Passola y Espinàs no eran un caso aislado. Juntos, encarnaban lo más típico y tópico de un embuste generalizado en forma de ofensiva cívico-cultural con fuerte tufo a incienso y mollera imperceptible. Viéndolos en su salsa, resultaba imposible sorprenderse ante la incombustible pervivencia de un franquismo senil.

Cada uno en su terreno, me proporcionó suficientes razones para el escepticismo; pero, sin duda, la mejor demostración de alcances encefálicos nos fue ofrecida por Espinàs. Esta evidencia se produjo el día en que un jovencito desconocido llamado Joan Manuel Serrat apareció con su guitarra, dispuesto a cantar. Interpretó en la primera parte, con sorprendente ternura, algunas de las canciones que después se hicieron famosas. Jaume Sorribas y yo lo escuchábamos con deleite en la misma proporción que Espinàs ponía cara pejiguera ante aquel novato.

Al finalizar la breve intervención, Espinàs, en un alarde de penetrante visión profética, se dirigió a nuestra actriz Marta Català, que ejercía muy graciosamente de presentadora, y le dijo:

—¡Vaya lata! Este chico no tiene ningún futuro en la canción. No lo presentes en la segunda parte.

Y como no tuvo ni la gallardía de comunicarle directamente su decisión, Serrat se quedó un par de horas en nuestro cuchitril esperando actuar de nuevo en la segunda parte. Al percatarse de que se habían olvidado de su presencia, se fue con su guitarra y no volvió nunca más por allí. No pasaron ni seis meses y aquel joven de cara risueña se convertía en el mejor cantautor que ha tenido la somera historia de la canción catalana. Lo fue, y lo sigue siendo, también de la española, a pesar de los funestos personajes que ejercían entonces como paladines de la recuperación nacional, lo cual podía hacer prever el futuro que se nos presentaba.

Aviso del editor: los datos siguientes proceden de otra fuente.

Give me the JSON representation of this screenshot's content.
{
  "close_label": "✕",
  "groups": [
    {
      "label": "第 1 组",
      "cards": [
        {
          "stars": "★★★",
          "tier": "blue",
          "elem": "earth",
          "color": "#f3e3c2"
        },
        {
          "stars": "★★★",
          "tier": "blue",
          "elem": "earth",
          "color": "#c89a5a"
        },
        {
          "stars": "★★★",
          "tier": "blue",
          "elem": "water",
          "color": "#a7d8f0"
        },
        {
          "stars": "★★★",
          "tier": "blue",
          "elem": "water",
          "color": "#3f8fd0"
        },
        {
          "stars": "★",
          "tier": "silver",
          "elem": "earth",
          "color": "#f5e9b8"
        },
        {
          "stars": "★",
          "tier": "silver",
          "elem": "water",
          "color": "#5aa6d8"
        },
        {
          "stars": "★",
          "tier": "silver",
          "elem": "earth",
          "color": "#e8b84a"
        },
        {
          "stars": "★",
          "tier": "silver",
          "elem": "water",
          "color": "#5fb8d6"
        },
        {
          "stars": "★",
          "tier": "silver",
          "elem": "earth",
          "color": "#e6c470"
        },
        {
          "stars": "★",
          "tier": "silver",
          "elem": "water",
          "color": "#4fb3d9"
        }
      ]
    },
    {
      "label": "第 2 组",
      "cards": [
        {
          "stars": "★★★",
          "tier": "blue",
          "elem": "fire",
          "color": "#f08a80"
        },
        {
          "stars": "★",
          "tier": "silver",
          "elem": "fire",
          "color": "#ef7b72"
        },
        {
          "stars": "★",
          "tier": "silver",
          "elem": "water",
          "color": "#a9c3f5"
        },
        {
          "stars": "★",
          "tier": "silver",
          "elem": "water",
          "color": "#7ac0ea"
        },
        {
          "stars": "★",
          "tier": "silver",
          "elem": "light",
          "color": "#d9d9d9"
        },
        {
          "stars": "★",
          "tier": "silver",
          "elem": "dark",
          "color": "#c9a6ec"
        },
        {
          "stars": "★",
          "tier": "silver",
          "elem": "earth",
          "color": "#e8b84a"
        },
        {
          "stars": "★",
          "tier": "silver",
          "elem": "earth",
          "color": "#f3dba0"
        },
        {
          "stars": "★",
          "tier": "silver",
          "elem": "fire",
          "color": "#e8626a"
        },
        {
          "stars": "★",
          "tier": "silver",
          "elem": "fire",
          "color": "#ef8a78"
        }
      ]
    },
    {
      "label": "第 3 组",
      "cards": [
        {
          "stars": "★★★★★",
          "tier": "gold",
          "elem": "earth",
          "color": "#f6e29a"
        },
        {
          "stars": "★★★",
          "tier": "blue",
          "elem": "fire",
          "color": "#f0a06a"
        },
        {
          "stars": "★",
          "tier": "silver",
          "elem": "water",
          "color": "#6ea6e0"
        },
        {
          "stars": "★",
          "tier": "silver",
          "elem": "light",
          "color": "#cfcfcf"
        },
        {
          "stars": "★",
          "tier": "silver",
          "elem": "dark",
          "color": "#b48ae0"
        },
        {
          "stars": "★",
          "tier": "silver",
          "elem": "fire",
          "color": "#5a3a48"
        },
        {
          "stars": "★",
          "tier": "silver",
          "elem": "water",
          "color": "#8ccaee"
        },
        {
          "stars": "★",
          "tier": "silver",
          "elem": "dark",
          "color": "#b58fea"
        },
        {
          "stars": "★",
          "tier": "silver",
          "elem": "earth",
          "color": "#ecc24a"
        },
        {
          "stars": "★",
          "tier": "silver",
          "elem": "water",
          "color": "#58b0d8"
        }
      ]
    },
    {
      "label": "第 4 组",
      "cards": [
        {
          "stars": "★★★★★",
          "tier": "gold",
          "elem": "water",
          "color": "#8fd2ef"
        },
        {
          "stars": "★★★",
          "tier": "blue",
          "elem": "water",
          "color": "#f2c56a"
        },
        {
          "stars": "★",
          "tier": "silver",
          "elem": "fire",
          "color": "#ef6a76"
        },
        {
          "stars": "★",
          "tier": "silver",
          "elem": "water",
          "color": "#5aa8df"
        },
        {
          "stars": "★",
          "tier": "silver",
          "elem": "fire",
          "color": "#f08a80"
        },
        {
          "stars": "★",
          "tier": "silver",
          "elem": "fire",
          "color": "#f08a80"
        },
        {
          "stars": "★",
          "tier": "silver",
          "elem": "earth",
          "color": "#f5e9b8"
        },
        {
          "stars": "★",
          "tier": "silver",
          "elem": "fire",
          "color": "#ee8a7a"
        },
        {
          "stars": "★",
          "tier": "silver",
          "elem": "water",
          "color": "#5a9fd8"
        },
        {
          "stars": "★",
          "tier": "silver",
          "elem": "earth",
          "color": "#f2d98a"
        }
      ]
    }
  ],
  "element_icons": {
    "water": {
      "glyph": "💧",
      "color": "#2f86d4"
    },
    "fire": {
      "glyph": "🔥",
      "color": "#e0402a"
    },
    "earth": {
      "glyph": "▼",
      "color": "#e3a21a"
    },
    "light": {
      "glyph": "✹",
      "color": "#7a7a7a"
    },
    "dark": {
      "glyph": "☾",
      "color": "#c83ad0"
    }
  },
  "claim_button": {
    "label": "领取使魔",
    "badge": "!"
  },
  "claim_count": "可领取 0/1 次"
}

A pesar de tan elocuentes indicios, aún duró un tiempo mi ilusoria creencia de que, pese a semejantes sátrapas, quizá sería posible construir la Catalunya soñada. Estaba equivocado. La Catalunya que se instauró era la que ellos, precisamente, venían soñando desde la Guerra de Secesión. O sea, la revancha.

Durante los meses que estuvimos actuando en el Drac no hubo una sola jornada sin sabotaje. Tampoco es seguro que los siniestros causados promovieran demasiados escépticos a la causa de Pujol y sus secuaces, ni grandes quebrantos económicos al adversario, pero por lo menos aquel nido de mojigatería identitaria me sirvió como campo de maniobras para futuras campañas, algunas de las cuales se prometían muy reñidas.